In the middle of the night, incendiary devices set fire to equipment in the heart of the MOCAF brewery (an acronym for Motte Cordonnier Afrique).
According to government spokesman and minister of communication Serge Ghislain Djorie, the incident is an arson attack, so the government must launch an investigation right away to determine its cause.
Following this “arson,” the French ambassador, Jean-Marc Grosgurin, went there immediately in the morning “to mark his solidarity with the employees and the direction,” according to the diplomatic representation’s Facebook page.
The diplomat expressed gratitude to the rescue teams, “who have significantly reduced the material damage,” according to the embassy.
The government, the French embassy, and the MOCAF management all declined to provide further information about the attack.
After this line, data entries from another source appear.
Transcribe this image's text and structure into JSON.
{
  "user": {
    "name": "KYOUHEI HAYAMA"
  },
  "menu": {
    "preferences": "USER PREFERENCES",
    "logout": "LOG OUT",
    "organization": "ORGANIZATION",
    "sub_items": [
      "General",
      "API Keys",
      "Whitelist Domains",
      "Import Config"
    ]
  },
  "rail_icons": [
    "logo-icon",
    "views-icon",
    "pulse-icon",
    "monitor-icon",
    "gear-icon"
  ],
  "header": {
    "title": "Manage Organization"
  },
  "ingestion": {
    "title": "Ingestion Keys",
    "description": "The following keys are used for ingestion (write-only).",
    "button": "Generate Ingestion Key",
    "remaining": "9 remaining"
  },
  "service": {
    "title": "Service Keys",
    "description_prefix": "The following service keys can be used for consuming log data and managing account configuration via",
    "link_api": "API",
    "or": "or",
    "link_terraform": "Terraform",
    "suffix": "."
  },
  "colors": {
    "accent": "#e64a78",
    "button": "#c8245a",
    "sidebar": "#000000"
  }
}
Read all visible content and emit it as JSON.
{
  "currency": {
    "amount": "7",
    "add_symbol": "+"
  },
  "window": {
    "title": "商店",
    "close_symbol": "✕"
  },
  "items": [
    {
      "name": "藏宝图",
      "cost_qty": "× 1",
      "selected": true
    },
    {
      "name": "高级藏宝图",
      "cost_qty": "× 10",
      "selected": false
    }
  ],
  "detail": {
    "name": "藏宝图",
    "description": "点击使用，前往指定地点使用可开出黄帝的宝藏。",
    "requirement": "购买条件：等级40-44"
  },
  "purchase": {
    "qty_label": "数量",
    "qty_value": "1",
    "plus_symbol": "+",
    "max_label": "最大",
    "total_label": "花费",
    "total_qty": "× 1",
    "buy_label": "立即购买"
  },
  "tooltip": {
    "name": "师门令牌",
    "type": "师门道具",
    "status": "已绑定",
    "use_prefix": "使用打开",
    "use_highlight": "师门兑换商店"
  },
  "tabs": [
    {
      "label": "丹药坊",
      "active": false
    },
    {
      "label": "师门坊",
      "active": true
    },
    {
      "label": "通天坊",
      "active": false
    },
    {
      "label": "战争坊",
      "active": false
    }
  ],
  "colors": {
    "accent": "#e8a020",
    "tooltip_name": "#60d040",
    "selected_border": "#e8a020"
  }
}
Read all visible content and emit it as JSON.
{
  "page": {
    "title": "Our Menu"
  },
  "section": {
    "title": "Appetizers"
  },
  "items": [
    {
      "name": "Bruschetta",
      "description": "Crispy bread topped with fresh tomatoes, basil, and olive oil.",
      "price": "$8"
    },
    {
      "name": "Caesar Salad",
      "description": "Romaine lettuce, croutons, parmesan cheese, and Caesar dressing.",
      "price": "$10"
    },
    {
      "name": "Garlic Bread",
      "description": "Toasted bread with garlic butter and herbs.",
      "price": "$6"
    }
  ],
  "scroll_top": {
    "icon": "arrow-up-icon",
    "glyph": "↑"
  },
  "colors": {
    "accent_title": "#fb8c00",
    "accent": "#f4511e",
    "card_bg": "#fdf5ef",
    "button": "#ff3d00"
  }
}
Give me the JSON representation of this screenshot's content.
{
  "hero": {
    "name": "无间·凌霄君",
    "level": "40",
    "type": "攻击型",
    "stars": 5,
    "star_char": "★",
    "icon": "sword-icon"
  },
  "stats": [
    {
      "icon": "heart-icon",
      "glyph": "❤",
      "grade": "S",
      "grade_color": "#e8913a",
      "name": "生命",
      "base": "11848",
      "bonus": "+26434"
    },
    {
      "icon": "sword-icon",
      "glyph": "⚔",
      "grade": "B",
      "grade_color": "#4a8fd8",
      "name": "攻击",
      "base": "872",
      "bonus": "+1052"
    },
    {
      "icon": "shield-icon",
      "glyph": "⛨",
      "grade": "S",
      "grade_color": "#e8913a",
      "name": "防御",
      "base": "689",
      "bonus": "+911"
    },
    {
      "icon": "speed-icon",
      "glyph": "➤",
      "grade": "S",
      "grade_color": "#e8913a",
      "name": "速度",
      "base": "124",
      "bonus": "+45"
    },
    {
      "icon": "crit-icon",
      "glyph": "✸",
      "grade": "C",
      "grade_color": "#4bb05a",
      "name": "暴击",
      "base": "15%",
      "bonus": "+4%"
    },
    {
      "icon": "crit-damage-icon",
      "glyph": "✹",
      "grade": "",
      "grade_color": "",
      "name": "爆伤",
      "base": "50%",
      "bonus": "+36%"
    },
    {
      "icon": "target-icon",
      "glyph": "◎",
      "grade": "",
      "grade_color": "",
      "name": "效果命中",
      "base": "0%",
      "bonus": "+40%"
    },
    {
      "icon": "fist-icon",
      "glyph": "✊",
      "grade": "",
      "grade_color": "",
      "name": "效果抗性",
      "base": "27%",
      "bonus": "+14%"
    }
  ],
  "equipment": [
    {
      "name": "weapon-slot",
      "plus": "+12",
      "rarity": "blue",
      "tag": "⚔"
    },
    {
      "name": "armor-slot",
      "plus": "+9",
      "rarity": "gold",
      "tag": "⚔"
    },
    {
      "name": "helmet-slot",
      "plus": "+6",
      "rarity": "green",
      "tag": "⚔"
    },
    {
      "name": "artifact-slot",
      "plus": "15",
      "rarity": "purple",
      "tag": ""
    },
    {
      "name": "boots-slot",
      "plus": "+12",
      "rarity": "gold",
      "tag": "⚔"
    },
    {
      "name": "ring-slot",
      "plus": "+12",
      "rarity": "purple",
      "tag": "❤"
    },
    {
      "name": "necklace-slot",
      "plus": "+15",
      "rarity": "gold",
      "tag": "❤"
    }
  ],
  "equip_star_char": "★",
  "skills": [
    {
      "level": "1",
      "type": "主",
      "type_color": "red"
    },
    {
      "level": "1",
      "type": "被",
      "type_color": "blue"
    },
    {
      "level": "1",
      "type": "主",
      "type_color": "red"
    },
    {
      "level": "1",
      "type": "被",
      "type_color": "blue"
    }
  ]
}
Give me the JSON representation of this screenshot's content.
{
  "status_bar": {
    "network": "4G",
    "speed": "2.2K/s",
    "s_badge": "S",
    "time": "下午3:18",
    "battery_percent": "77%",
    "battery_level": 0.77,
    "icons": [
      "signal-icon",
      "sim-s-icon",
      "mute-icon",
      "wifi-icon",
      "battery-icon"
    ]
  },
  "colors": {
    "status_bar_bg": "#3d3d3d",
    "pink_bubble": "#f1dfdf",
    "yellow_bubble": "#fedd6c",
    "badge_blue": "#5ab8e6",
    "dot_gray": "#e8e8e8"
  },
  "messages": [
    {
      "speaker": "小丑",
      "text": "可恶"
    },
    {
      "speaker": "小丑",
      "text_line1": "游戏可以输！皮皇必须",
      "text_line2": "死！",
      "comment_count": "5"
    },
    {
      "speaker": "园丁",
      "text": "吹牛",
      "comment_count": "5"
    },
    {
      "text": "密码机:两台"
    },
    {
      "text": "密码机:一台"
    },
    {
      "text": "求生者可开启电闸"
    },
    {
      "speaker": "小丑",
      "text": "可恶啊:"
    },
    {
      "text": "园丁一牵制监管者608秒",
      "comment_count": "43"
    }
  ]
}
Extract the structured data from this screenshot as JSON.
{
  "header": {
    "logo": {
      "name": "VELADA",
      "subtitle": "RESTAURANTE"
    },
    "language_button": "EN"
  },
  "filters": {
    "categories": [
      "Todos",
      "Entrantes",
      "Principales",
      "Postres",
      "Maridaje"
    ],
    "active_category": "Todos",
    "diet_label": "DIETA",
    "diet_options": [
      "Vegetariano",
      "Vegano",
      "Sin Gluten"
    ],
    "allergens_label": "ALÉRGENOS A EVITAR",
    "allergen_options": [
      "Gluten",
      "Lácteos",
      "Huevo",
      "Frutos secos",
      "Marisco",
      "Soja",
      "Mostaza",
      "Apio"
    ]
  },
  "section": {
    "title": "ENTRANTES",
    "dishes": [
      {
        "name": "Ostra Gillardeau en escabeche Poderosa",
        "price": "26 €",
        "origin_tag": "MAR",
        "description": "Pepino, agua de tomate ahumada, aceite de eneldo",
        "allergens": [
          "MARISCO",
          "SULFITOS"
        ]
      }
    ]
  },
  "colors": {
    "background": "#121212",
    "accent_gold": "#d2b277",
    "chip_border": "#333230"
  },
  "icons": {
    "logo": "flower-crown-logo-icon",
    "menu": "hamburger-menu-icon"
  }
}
On Monday, no media representatives were permitted on the premises.
Influential groups are waging smear campaigns against the Castel group, the embassy, NGOs, and other French businesses.
MOCAF, which has existed in the Central African Republic since 1953, was acquired by Castel in 1993. One of the largest employers and producers in the nation is this subsidiary.
Since 2013, the Central African Republic has been engulfed in a civil war, which has significantly lessened in intensity since 2018. The Central African Republic is the second least developed nation in the world, according to the UN.